General information
- Location: Whittingham, New South Wales Australia
- Coordinates: 32°36′17″S 151°12′01″E﻿ / ﻿32.6046°S 151.2003°E
- Line: Main North
- Distance: 233.999 kilometres from Central
- Platforms: 2 (2 side)
- Tracks: 2

Other information
- Status: Demolished

History
- Opened: 6 September 1869
- Closed: 1984
- Former names: Falkner's Platform (1869-1877)

Services
| Preceding station | Former services |  |  | Following station |
| Singleton towards Wallangarra |  | Main Northern Line |  | Minimbah towards Sydney |

Location

= Whittingham railway station =

Former railway station in New South Wales, Australia

Whittingham railway station was a railway station on the Main North railway line, serving the locality of Whittingham in the Hunter Region, New South Wales.
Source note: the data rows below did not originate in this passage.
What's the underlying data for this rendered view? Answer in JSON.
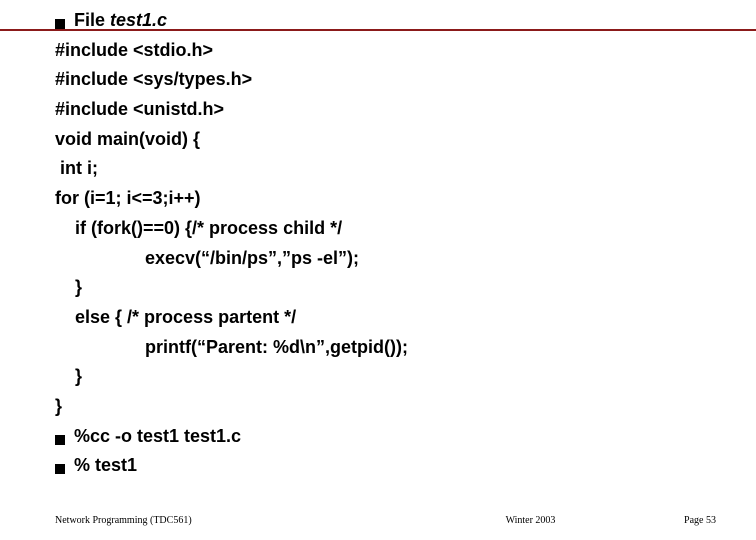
{
  "header": {
    "file_label": "File ",
    "file_name": "test1.c"
  },
  "code": {
    "l1": "#include <stdio.h>",
    "l2": "#include <sys/types.h>",
    "l3": "#include <unistd.h>",
    "l4": "void main(void) {",
    "l5": " int i;",
    "l6": "for (i=1; i<=3;i++)",
    "l7": "if (fork()==0) {/* process child */",
    "l8": "execv(“/bin/ps”,”ps -el”);",
    "l9": "}",
    "l10": "else { /* process partent */",
    "l11": "printf(“Parent: %d\\n”,getpid());",
    "l12": "}",
    "l13": "}"
  },
  "commands": {
    "compile": "%cc -o test1 test1.c",
    "run": "% test1"
  },
  "footer": {
    "left": "Network Programming (TDC561)",
    "center": "Winter  2003",
    "right": "Page 53"
  }
}
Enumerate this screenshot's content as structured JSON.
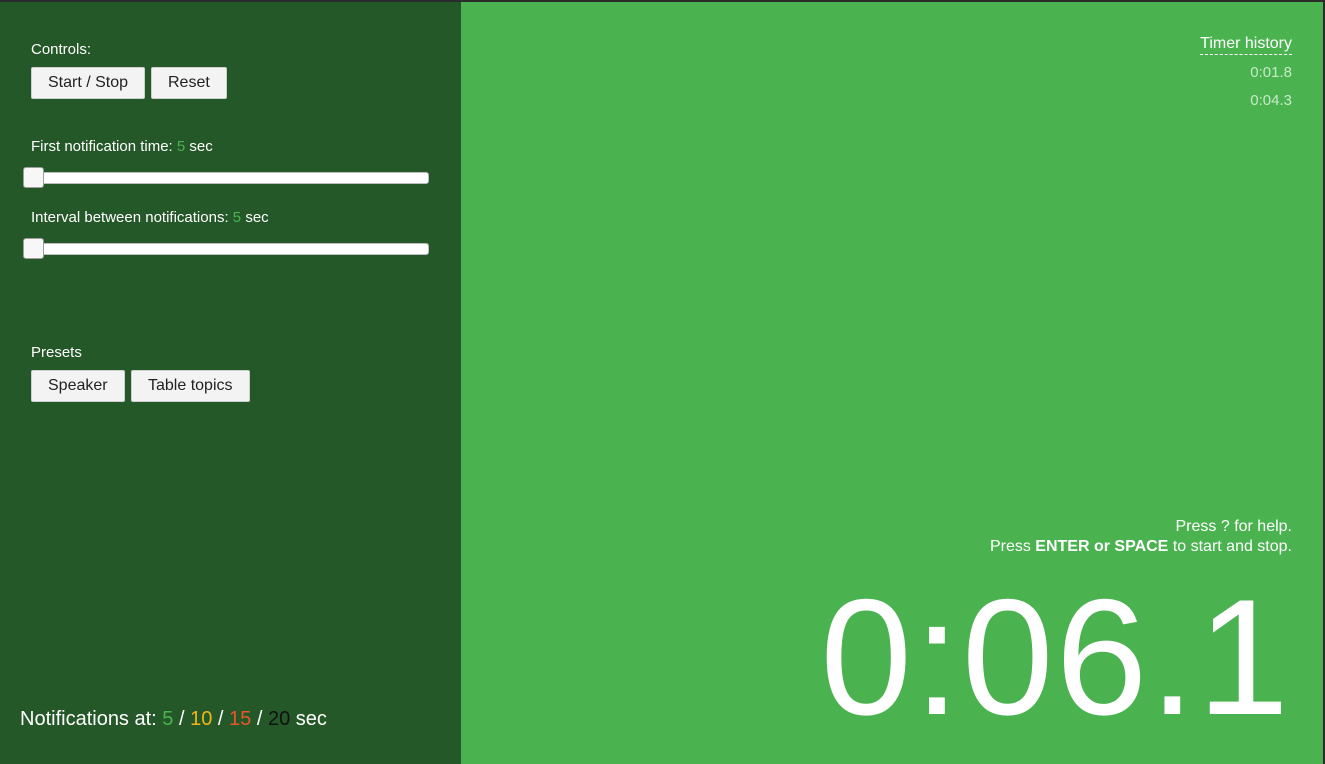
{
  "controls": {
    "heading": "Controls:",
    "start_stop_label": "Start / Stop",
    "reset_label": "Reset"
  },
  "first_notification": {
    "label": "First notification time:",
    "value": "5",
    "unit": "sec",
    "slider_fraction": 0.0
  },
  "interval": {
    "label": "Interval between notifications:",
    "value": "5",
    "unit": "sec",
    "slider_fraction": 0.0
  },
  "presets": {
    "heading": "Presets",
    "items": [
      "Speaker",
      "Table topics"
    ]
  },
  "notifications": {
    "label": "Notifications at:",
    "values": [
      {
        "value": "5",
        "color": "#4ab34f"
      },
      {
        "value": "10",
        "color": "#f2b418"
      },
      {
        "value": "15",
        "color": "#e8562a"
      },
      {
        "value": "20",
        "color": "#111111"
      }
    ],
    "separator": "/",
    "unit": "sec"
  },
  "history": {
    "title": "Timer history",
    "items": [
      "0:01.8",
      "0:04.3"
    ]
  },
  "help": {
    "line1": "Press ? for help.",
    "line2_prefix": "Press",
    "line2_keys": "ENTER or SPACE",
    "line2_suffix": "to start and stop."
  },
  "timer": {
    "display": "0:06.1"
  },
  "colors": {
    "left_panel_bg": "#245828",
    "right_panel_bg": "#4ab34f",
    "accent": "#4ab34f"
  }
}
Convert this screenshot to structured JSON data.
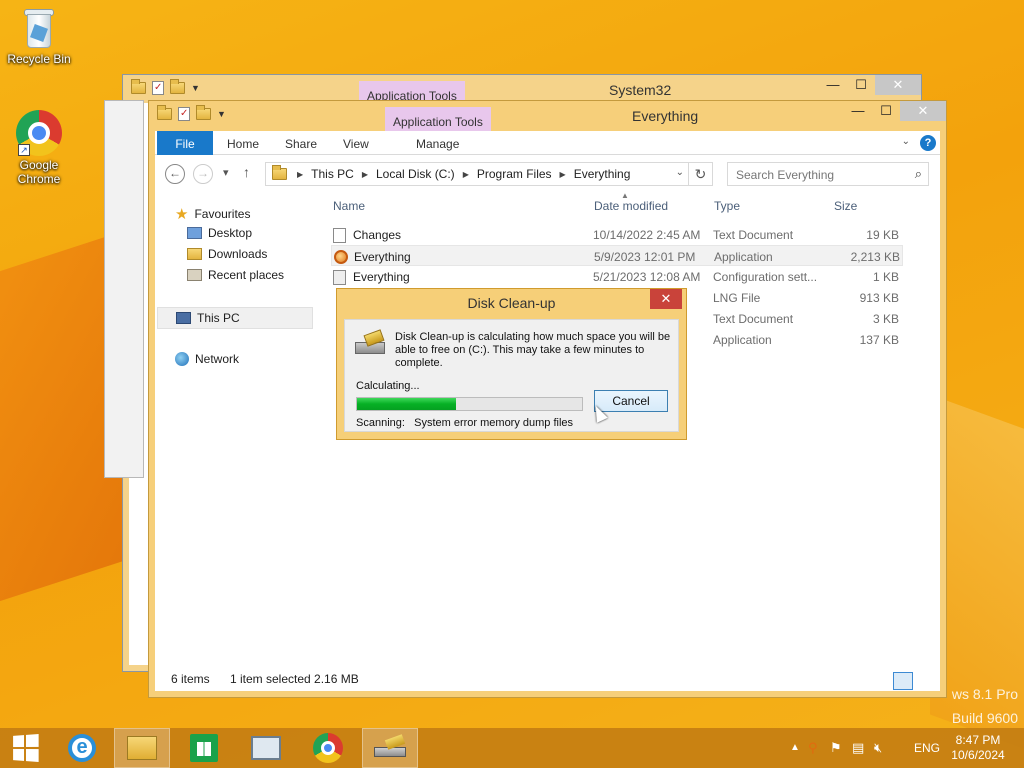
{
  "desktop": {
    "icons": [
      {
        "label": "Recycle Bin"
      },
      {
        "label": "Google Chrome"
      }
    ],
    "watermark": {
      "line1": "ws 8.1 Pro",
      "line2": "Build 9600"
    }
  },
  "back_window": {
    "title": "System32",
    "context_tab": "Application Tools"
  },
  "window": {
    "title": "Everything",
    "context_tab": "Application Tools",
    "ribbon_tabs": [
      "File",
      "Home",
      "Share",
      "View",
      "Manage"
    ],
    "breadcrumbs": [
      "This PC",
      "Local Disk (C:)",
      "Program Files",
      "Everything"
    ],
    "search_placeholder": "Search Everything",
    "nav_pane": {
      "favourites": "Favourites",
      "items": [
        "Desktop",
        "Downloads",
        "Recent places"
      ],
      "this_pc": "This PC",
      "network": "Network"
    },
    "columns": [
      "Name",
      "Date modified",
      "Type",
      "Size"
    ],
    "files": [
      {
        "name": "Changes",
        "date": "10/14/2022 2:45 AM",
        "type": "Text Document",
        "size": "19 KB",
        "icon": "text-file-icon",
        "selected": false
      },
      {
        "name": "Everything",
        "date": "5/9/2023 12:01 PM",
        "type": "Application",
        "size": "2,213 KB",
        "icon": "everything-app-icon",
        "selected": true
      },
      {
        "name": "Everything",
        "date": "5/21/2023 12:08 AM",
        "type": "Configuration sett...",
        "size": "1 KB",
        "icon": "config-file-icon",
        "selected": false
      },
      {
        "name": "",
        "date": "",
        "type": "LNG File",
        "size": "913 KB",
        "icon": "",
        "selected": false
      },
      {
        "name": "",
        "date": "",
        "type": "Text Document",
        "size": "3 KB",
        "icon": "",
        "selected": false
      },
      {
        "name": "",
        "date": "",
        "type": "Application",
        "size": "137 KB",
        "icon": "",
        "selected": false
      }
    ],
    "status": {
      "items": "6 items",
      "selected": "1 item selected  2.16 MB"
    }
  },
  "dialog": {
    "title": "Disk Clean-up",
    "close": "✕",
    "message": "Disk Clean-up is calculating how much space you will be able to free on  (C:). This may take a few minutes to complete.",
    "calculating": "Calculating...",
    "progress": 0.44,
    "scanning_label": "Scanning:",
    "scanning_item": "System error memory dump files",
    "cancel": "Cancel"
  },
  "taskbar": {
    "language": "ENG",
    "time": "8:47 PM",
    "date": "10/6/2024"
  },
  "colors": {
    "accent": "#1979ca",
    "progress_green": "#06b025",
    "close_red": "#c9433a",
    "context_tab": "#e8c7ec"
  }
}
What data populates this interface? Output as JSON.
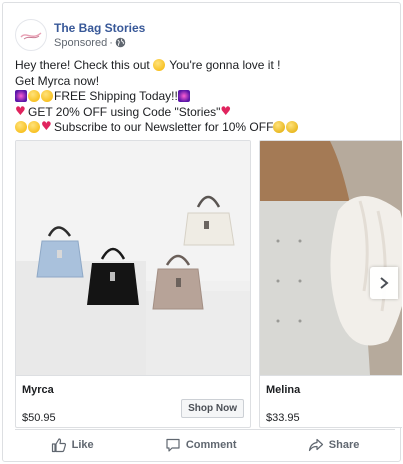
{
  "post": {
    "page_name": "The Bag Stories",
    "sponsored_label": "Sponsored",
    "separator": "·",
    "lines": [
      "Hey there! Check this out",
      "You're gonna love it !",
      "Get Myrca now!",
      "FREE Shipping Today!!",
      "GET 20% OFF using Code \"Stories\"",
      "Subscribe to our Newsletter for 10% OFF"
    ]
  },
  "carousel": {
    "items": [
      {
        "name": "Myrca",
        "price": "$50.95",
        "cta": "Shop Now"
      },
      {
        "name": "Melina",
        "price": "$33.95"
      }
    ],
    "next_icon": "chevron-right-icon"
  },
  "actions": {
    "like": "Like",
    "comment": "Comment",
    "share": "Share"
  },
  "colors": {
    "page_name": "#385898",
    "secondary_text": "#606770",
    "border": "#dddfe2"
  }
}
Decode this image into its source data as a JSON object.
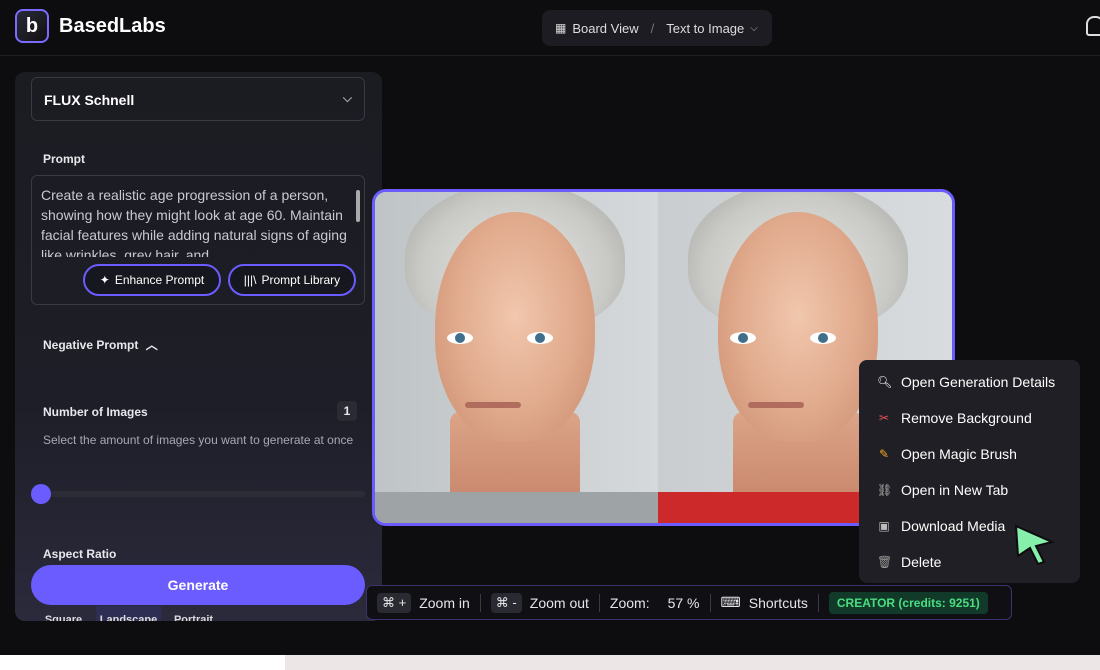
{
  "header": {
    "brand": "BasedLabs",
    "logo_letter": "b",
    "board_view": "Board View",
    "separator": "/",
    "current_page": "Text to Image"
  },
  "panel": {
    "model": "FLUX Schnell",
    "prompt_label": "Prompt",
    "prompt_text": "Create a realistic age progression of a person, showing how they might look at age 60. Maintain facial features while adding natural signs of aging like wrinkles, grey hair, and",
    "enhance_label": "Enhance Prompt",
    "library_label": "Prompt Library",
    "negative_label": "Negative Prompt",
    "num_images_label": "Number of Images",
    "num_images_value": "1",
    "num_images_helper": "Select the amount of images you want to generate at once",
    "aspect_label": "Aspect Ratio",
    "generate_label": "Generate",
    "ratios": [
      "Square",
      "Landscape",
      "Portrait"
    ]
  },
  "menu": {
    "items": [
      {
        "label": "Open Generation Details",
        "icon": "magnifier-icon"
      },
      {
        "label": "Remove Background",
        "icon": "scissors-icon"
      },
      {
        "label": "Open Magic Brush",
        "icon": "pencil-icon"
      },
      {
        "label": "Open in New Tab",
        "icon": "link-icon"
      },
      {
        "label": "Download Media",
        "icon": "floppy-icon"
      },
      {
        "label": "Delete",
        "icon": "trash-icon"
      }
    ]
  },
  "zoombar": {
    "zoom_in_key": "+",
    "zoom_in_label": "Zoom in",
    "zoom_out_key": "-",
    "zoom_out_label": "Zoom out",
    "zoom_label": "Zoom:",
    "zoom_value": "57 %",
    "shortcuts_label": "Shortcuts",
    "credits_label": "CREATOR (credits: 9251)"
  },
  "colors": {
    "accent": "#6b5cff",
    "credits_green": "#4ade80"
  }
}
It opened on 6 September 1869 as Falkner's Platform (also written as Falkner's). It was upgraded from a platform to a station and renamed Whittingham in February 1877, at which time a ticket office and waiting room was built and stationmaster appointed. It was for many years the railway access point for the Singleton Army Camp. From 1921 to 1931, it was also an access point for the Singleton Racing Club's short-lived Whittingham Racecourse, which was adjacent to the station. A minor derailment occurred at the station in 1945 when a shunting engine went through the points. It last served passengers in 1984 and the station was subsequently demolished after closure.

== Coal ==
A junction was built at Whittingham in the 1970s for a coal branch to a coal mine at Mount Thorley and later for the Saxonvale, Wambo and Warkworth collieries.